There are a bunch of things that I look at almost any time I log into a machine.

  • date
    Is the output of this command what you expect? Time synchronization issues are often the cause of odd problems. If the time is wrong, check your ntpd config and output of ‘ntpq -p’.
  • w
    This will show you the uptime, first. Is that value roughly what you expect? It will show you load and users. If the machine has been up for less time than you expect, figure out why it rebooted. (And consider upgrading your sysadmin philosophy towards change management). If there are users you don’t expect to be logged in…
  • vmstat 2
    Check the swap I/O, regular I/O, check if any processes are blocked, check if memory usage changes drastically over a short time, check the CPU usage. collectl can give you more detail, but it needs installation.
  • dmesg|tail
    Are there any unusual message here?

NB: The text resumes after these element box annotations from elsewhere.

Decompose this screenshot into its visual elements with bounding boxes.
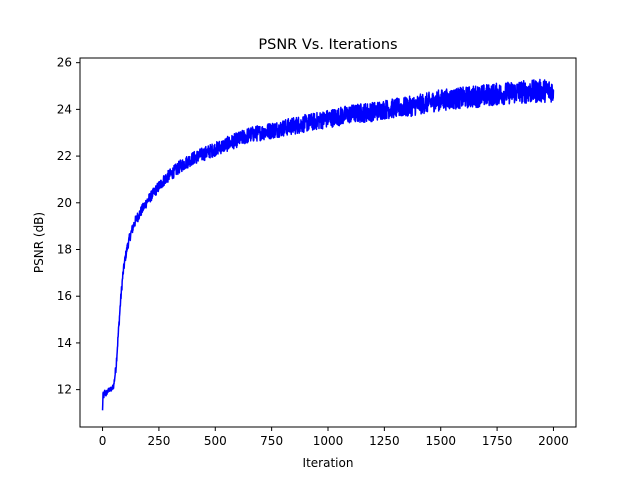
y-tick-label: 20 (57, 196, 72, 210)
y-tick-label: 24 (57, 102, 72, 116)
x-tick-label: 1000 (313, 434, 344, 448)
y-tick-label: 14 (57, 336, 72, 350)
x-axis-label: Iteration (303, 456, 354, 470)
plot-frame (79, 57, 577, 428)
chart-title: PSNR Vs. Iterations (258, 37, 397, 53)
y-tick-label: 12 (57, 383, 72, 397)
x-tick-label: 2000 (538, 434, 569, 448)
x-tick-label: 250 (147, 434, 170, 448)
x-tick-label: 1250 (369, 434, 400, 448)
x-tick-label: 0 (99, 434, 107, 448)
x-tick-label: 1750 (482, 434, 513, 448)
y-tick-label: 26 (57, 56, 72, 70)
y-axis-label: PSNR (dB) (32, 212, 46, 273)
y-axis-ticks: 12 14 16 18 20 22 24 26 (57, 56, 80, 397)
plot-area (101, 78, 555, 411)
x-tick-label: 500 (204, 434, 227, 448)
x-tick-label: 1500 (425, 434, 456, 448)
x-axis-ticks: 0 250 500 750 1000 1250 1500 1750 2000 (99, 427, 569, 448)
series-line (101, 78, 555, 411)
y-tick-label: 18 (57, 243, 72, 257)
y-tick-label: 16 (57, 289, 72, 303)
x-tick-label: 750 (260, 434, 283, 448)
y-tick-label: 22 (57, 149, 72, 163)
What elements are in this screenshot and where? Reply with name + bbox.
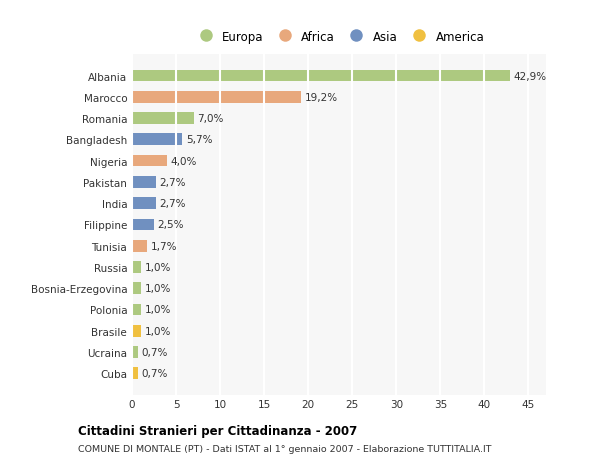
Bar [132, 198, 156, 209]
Text: Cittadini Stranieri per Cittadinanza - 2007: Cittadini Stranieri per Cittadinanza - 2… [78, 424, 357, 437]
Legend: Europa, Africa, Asia, America: Europa, Africa, Asia, America [190, 27, 488, 47]
Text: 4,0%: 4,0% [171, 156, 197, 166]
Bar [132, 177, 156, 188]
Text: 1,7%: 1,7% [151, 241, 177, 251]
Text: 1,0%: 1,0% [145, 263, 171, 272]
Bar [132, 304, 141, 316]
Text: 0,7%: 0,7% [142, 347, 168, 357]
Bar [132, 113, 194, 125]
Bar [132, 283, 141, 294]
Bar [132, 241, 147, 252]
Bar [132, 325, 141, 337]
Bar [132, 156, 167, 167]
Bar [132, 134, 182, 146]
Text: 2,7%: 2,7% [160, 178, 186, 187]
Text: COMUNE DI MONTALE (PT) - Dati ISTAT al 1° gennaio 2007 - Elaborazione TUTTITALIA: COMUNE DI MONTALE (PT) - Dati ISTAT al 1… [78, 444, 491, 453]
Text: 5,7%: 5,7% [186, 135, 212, 145]
Bar [132, 71, 510, 82]
Text: 7,0%: 7,0% [197, 114, 224, 124]
Text: 1,0%: 1,0% [145, 326, 171, 336]
Text: 1,0%: 1,0% [145, 305, 171, 315]
Bar [132, 368, 138, 379]
Bar [132, 262, 141, 273]
Text: 19,2%: 19,2% [305, 93, 338, 102]
Bar [132, 219, 154, 231]
Bar [132, 347, 138, 358]
Text: 2,7%: 2,7% [160, 199, 186, 209]
Text: 2,5%: 2,5% [158, 220, 184, 230]
Bar [132, 92, 301, 103]
Text: 42,9%: 42,9% [514, 71, 547, 81]
Text: 0,7%: 0,7% [142, 369, 168, 379]
Text: 1,0%: 1,0% [145, 284, 171, 294]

What will you do about them?

puppet notes

Thursday, January 14th, 2010

There is one note that I came across that probably explains some unusual intermittent problems I’ve seen with puppet. “If you update the config and do not restart puppetmasterd and that new config is invalid puppetmasterd appears to serve up the previous version of the config that it knew worked.” So the workflow looks like this: you update the config, restart puppet on the node, nothing changes, you get confused, mess around with the config, then maybe restart puppetmasterd, then eventually it works. The key is to tail the puppetmasterd logs when you see some unusual behavior, and maybe also tail the puppet log on the client. There will typically be some relevant error message, or at least an unexpected change in behaviour (’huh, why does the node think it no longer has a defined config?’).

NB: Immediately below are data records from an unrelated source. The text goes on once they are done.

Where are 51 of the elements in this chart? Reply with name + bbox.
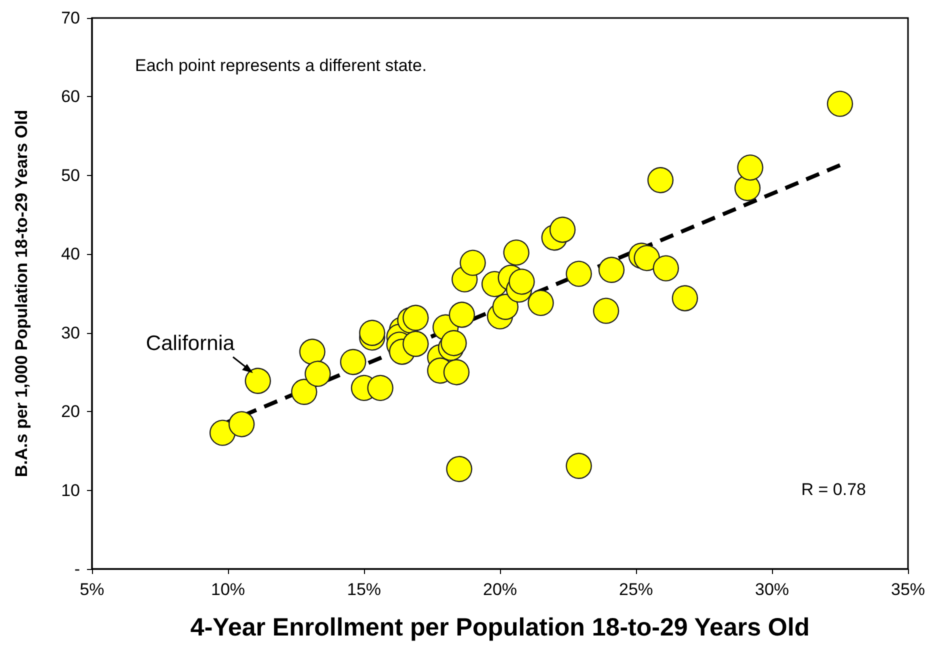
point <box>446 456 472 482</box>
point <box>340 348 366 376</box>
point <box>549 216 576 243</box>
annotation: R = 0.78 <box>801 480 866 500</box>
y-tick-label: 10 <box>61 480 80 500</box>
point <box>359 320 386 346</box>
point <box>440 330 467 356</box>
point <box>647 167 674 194</box>
y-axis-title: B.A.s per 1,000 Population 18-to-29 Years Old <box>12 110 31 478</box>
point <box>634 244 660 272</box>
point <box>448 302 476 328</box>
x-tick-label: 30% <box>754 580 790 599</box>
point <box>367 374 394 402</box>
y-tick-label: 60 <box>61 87 80 106</box>
point <box>737 154 764 181</box>
point <box>244 368 272 394</box>
y-tick-label: 20 <box>61 402 80 422</box>
x-tick-label: 15% <box>346 580 382 599</box>
point <box>304 360 331 387</box>
annotation: Each point represents a different state. <box>135 56 427 76</box>
point <box>508 268 535 295</box>
y-tick-label: 70 <box>61 8 80 28</box>
point <box>503 239 530 266</box>
point <box>598 256 625 283</box>
point <box>672 285 698 312</box>
x-tick-label: 25% <box>618 580 654 599</box>
x-tick-label: 35% <box>890 580 926 599</box>
x-tick-label: 5% <box>80 580 104 599</box>
point <box>291 378 318 405</box>
point <box>228 411 255 438</box>
y-tick-label: 30 <box>61 323 80 342</box>
point <box>566 260 592 287</box>
x-tick-label: 10% <box>210 580 246 599</box>
point <box>492 294 519 320</box>
point <box>652 255 680 282</box>
point <box>299 338 326 365</box>
point <box>566 452 592 479</box>
y-tick-label: - <box>74 560 80 578</box>
point <box>443 359 470 386</box>
point <box>402 330 429 357</box>
y-tick-label: 40 <box>61 244 80 264</box>
point <box>593 298 620 324</box>
point <box>209 420 236 446</box>
point <box>528 290 554 316</box>
y-tick-label: 50 <box>61 166 80 185</box>
point <box>460 250 486 276</box>
point <box>826 90 854 117</box>
annotation: California <box>146 332 235 356</box>
x-axis-title: 4-Year Enrollment per Population 18-to-29 Years Old <box>190 614 810 642</box>
point <box>402 304 429 331</box>
x-tick-label: 20% <box>482 580 518 599</box>
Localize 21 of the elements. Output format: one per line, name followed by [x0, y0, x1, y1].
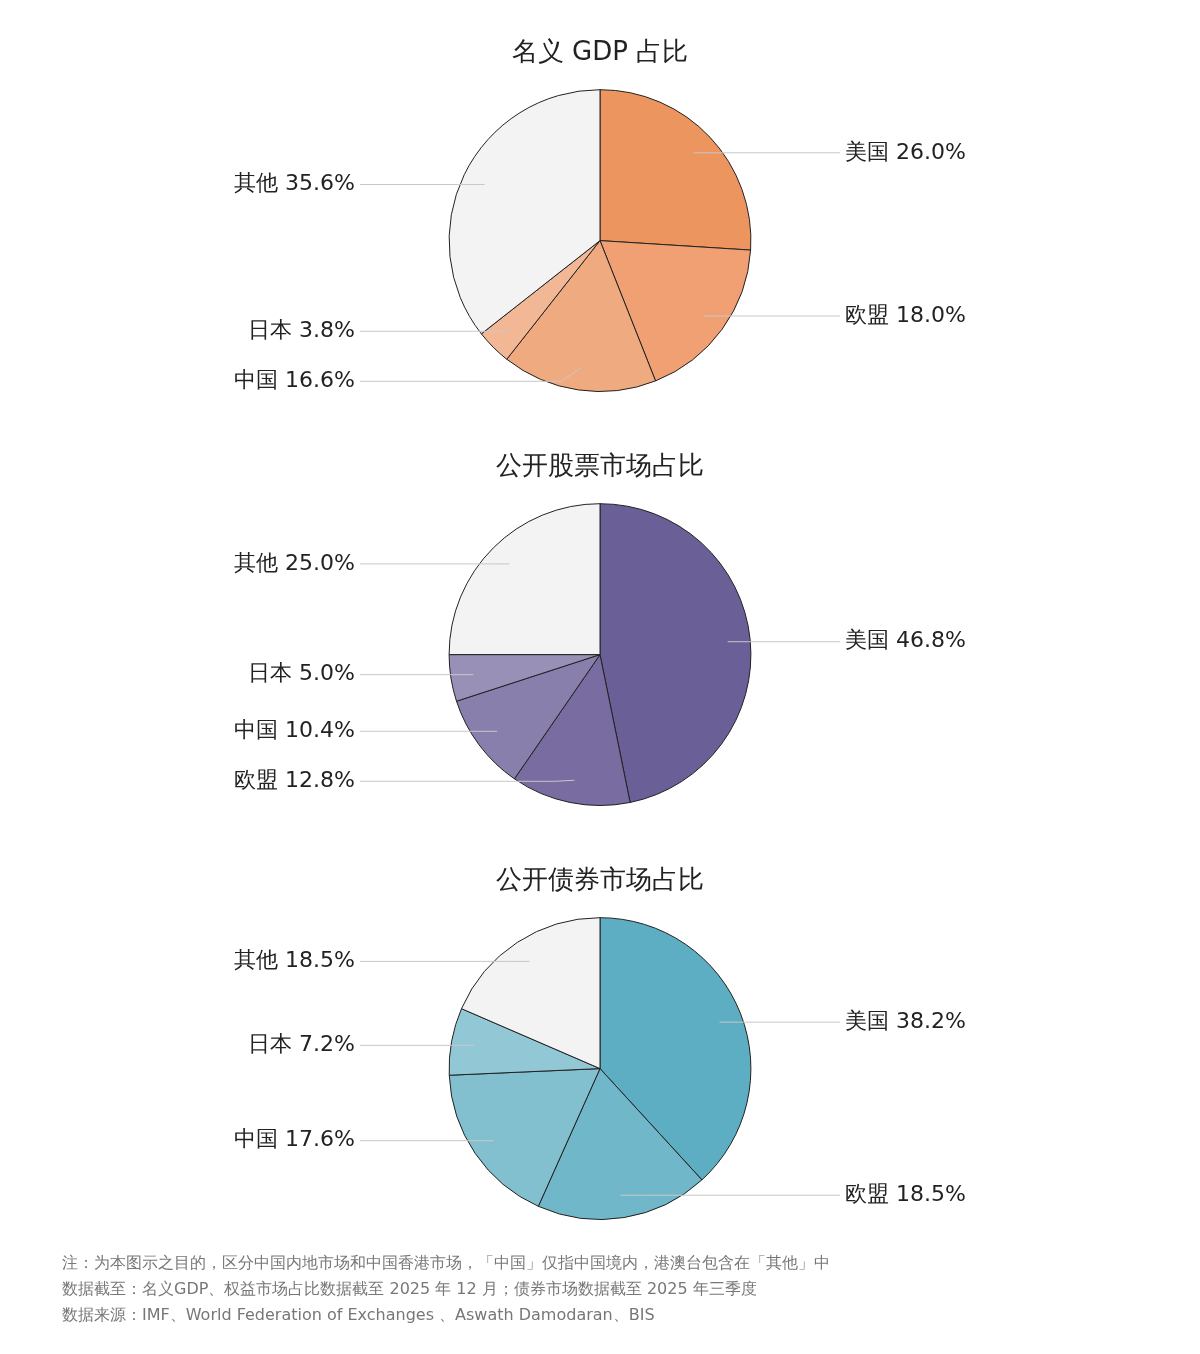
slice-label: 中国 17.6%: [234, 1126, 355, 1152]
text: 数据截至：名义GDP、权益市场占比数据截至 2025 年 12 月；债券市场数据截至 2025 年三季度: [62, 1278, 758, 1300]
slice-label: 中国 16.6%: [234, 367, 355, 393]
slice-label: 欧盟 18.0%: [845, 301, 966, 327]
slice-label: 日本 5.0%: [248, 660, 355, 686]
slice-label: 其他 25.0%: [234, 549, 355, 575]
slice-label: 美国 26.0%: [845, 138, 966, 164]
text: 注：为本图示之目的，区分中国内地市场和中国香港市场，「中国」仅指中国境内，港澳台包含在「其他」中: [62, 1252, 831, 1274]
slice-label: 美国 46.8%: [845, 627, 966, 653]
slice-label: 日本 7.2%: [248, 1031, 355, 1057]
slice-label: 美国 38.2%: [845, 1007, 966, 1033]
source-note: 数据来源：IMF、World Federation of Exchanges 、Aswath Damodaran、BIS: [62, 1304, 656, 1326]
chart-title: 公开股票市场占比: [496, 450, 704, 481]
chart-title: 名义 GDP 占比: [511, 36, 689, 67]
slice-label: 欧盟 18.5%: [845, 1180, 966, 1206]
chart-title: 公开债券市场占比: [496, 864, 704, 895]
slice-label: 其他 18.5%: [234, 947, 355, 973]
slice-label: 中国 10.4%: [234, 717, 355, 743]
slice-label: 其他 35.6%: [234, 170, 355, 196]
slice-label: 日本 3.8%: [248, 317, 355, 343]
slice-label: 欧盟 12.8%: [234, 767, 355, 793]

I also came across a couple of ‘chef vs puppet’ blog posts. One was posted on the puppet-users mailing lists and did not draw any criticism there, not surprisingly. The blog commenters were less forgiving and did a good job of convincing me that the post was not well-written. Some of the comments are worth reading though. The second post is also well written: Puppet vs Chef, and discusses the differing underlying philosophy of the two tools.

I have to say that I agree that the more advanced pre-requisites for Chef make it less appealing to a sysadmin, or even to a non-Ruby developer. It sucks having to know how to configure and run Merb and OpenID just to try the tool out. The comparison of Nagios and Puppet is an apt one, I think; we sysadmins are OK with arcane configuration syntax, so long as it’s well-documented and examples are easy to find.

A new tool that is intended to sound totally awesome is Foreman, but to me it sounds a lot like Cobbler + Puppet, which is what I used to use before I gave up on dealing with “automatically managing” my DNS, DHCP, TFTP configs. Except here you have the additional hassle of having a working Puppet stack and maybe a working Passenger install before you even start up the tool. I’m quite alright with just writing my /etc/ethers and /etc/hosts and /tftpboot/pxelinux.cfg/default by hand.